Papua, sebuah wilayah yang menawarkan keindahan alam yang memikat, tetapi juga menyimpan luka mendalam akibat terus-menerusnya pelanggaran hak asasi manusia (HAM). Kekejaman, penangkapan sewenang-wenang, dan pembatasan kebebasan berekspresi di Papua sering kali menjadi sorotan di media, menunjukkan bahwa keadilan masih jauh dari tercapai di daerah tersebut.
Meskipun UUD 1945 menjamin hak asasi manusia bagi seluruh warga negara Indonesia, termasuk di Papua, namun realitas di lapangan menunjukkan bahwa jaminan konstitusional ini belum sepenuhnya terwujud. Pelanggaran HAM di Papua terus terjadi dalam berbagai bentuk, seperti penembakan, penganiayaan, dan penghilangan paksa, yang meninggalkan luka yang mendalam bagi keluarga korban.
Tersangka sering ditangkap tanpa proses hukum yang jelas, bahkan tanpa surat perintah, sementara kritik terhadap pemerintah dan demonstrasi damai seringkali dibungkam dengan kekerasan dan intimidasi. Selain itu, masyarakat Papua juga masih mengalami diskriminasi dalam akses pendidikan, kesehatan, dan ekonomi.
Negara memiliki tanggung jawab untuk melindungi setiap warganya di bawah hukum, namun ketidakmampuan negara untuk menghentikan pelanggaran HAM dan memastikan keadilan bagi korban di Papua menunjukkan adanya pelanggaran terhadap prinsip tersebut. Oleh karena itu, langkah konkret perlu segera diambil untuk mengakhiri pelanggaran HAM dan membangun Papua yang damai, adil, dan sejahtera.

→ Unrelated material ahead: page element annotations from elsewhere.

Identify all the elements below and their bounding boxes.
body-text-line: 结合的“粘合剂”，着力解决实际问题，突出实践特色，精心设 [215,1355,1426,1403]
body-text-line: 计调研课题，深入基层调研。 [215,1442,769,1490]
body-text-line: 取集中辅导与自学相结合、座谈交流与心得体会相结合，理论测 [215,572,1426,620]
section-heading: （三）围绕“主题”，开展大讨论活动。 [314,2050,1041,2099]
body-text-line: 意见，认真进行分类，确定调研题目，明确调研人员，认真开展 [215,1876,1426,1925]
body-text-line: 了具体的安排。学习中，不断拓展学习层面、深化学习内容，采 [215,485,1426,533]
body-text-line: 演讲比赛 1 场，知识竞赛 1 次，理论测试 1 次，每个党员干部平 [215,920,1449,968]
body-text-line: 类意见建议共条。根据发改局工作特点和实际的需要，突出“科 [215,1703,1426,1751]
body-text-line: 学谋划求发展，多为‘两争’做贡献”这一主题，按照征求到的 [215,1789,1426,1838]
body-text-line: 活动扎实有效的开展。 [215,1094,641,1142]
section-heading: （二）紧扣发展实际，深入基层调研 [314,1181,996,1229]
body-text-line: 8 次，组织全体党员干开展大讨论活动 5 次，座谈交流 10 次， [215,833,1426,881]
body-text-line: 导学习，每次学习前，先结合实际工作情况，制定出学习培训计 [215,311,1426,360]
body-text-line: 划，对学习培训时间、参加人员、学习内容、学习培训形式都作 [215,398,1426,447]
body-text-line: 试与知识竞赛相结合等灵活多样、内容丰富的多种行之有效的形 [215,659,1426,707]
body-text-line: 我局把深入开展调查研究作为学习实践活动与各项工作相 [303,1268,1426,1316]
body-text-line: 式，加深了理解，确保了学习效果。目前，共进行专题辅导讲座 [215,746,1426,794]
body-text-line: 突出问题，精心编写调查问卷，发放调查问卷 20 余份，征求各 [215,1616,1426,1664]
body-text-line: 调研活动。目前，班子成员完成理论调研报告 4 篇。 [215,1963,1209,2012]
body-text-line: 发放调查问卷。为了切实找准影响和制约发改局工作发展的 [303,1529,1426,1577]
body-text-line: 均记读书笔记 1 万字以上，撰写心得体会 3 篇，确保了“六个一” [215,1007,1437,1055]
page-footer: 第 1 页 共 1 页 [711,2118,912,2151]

Keprihatinan terhadap situasi di Papua juga dirasakan oleh banyak warga negara Indonesia. Keadilan dan penghormatan terhadap hak asasi manusia harus menjadi prioritas utama dalam upaya menciptakan perdamaian dan kesejahteraan. Dengan komitmen yang kuat dan kerja sama yang berkelanjutan, diharapkan Papua dapat menjadi wilayah yang tidak hanya indah secara alamiah, tetapi juga adil dan sejahtera bagi seluruh warganya. Mari bersama-sama membangun Papua yang lebih baik untuk masa depan yang lebih baik.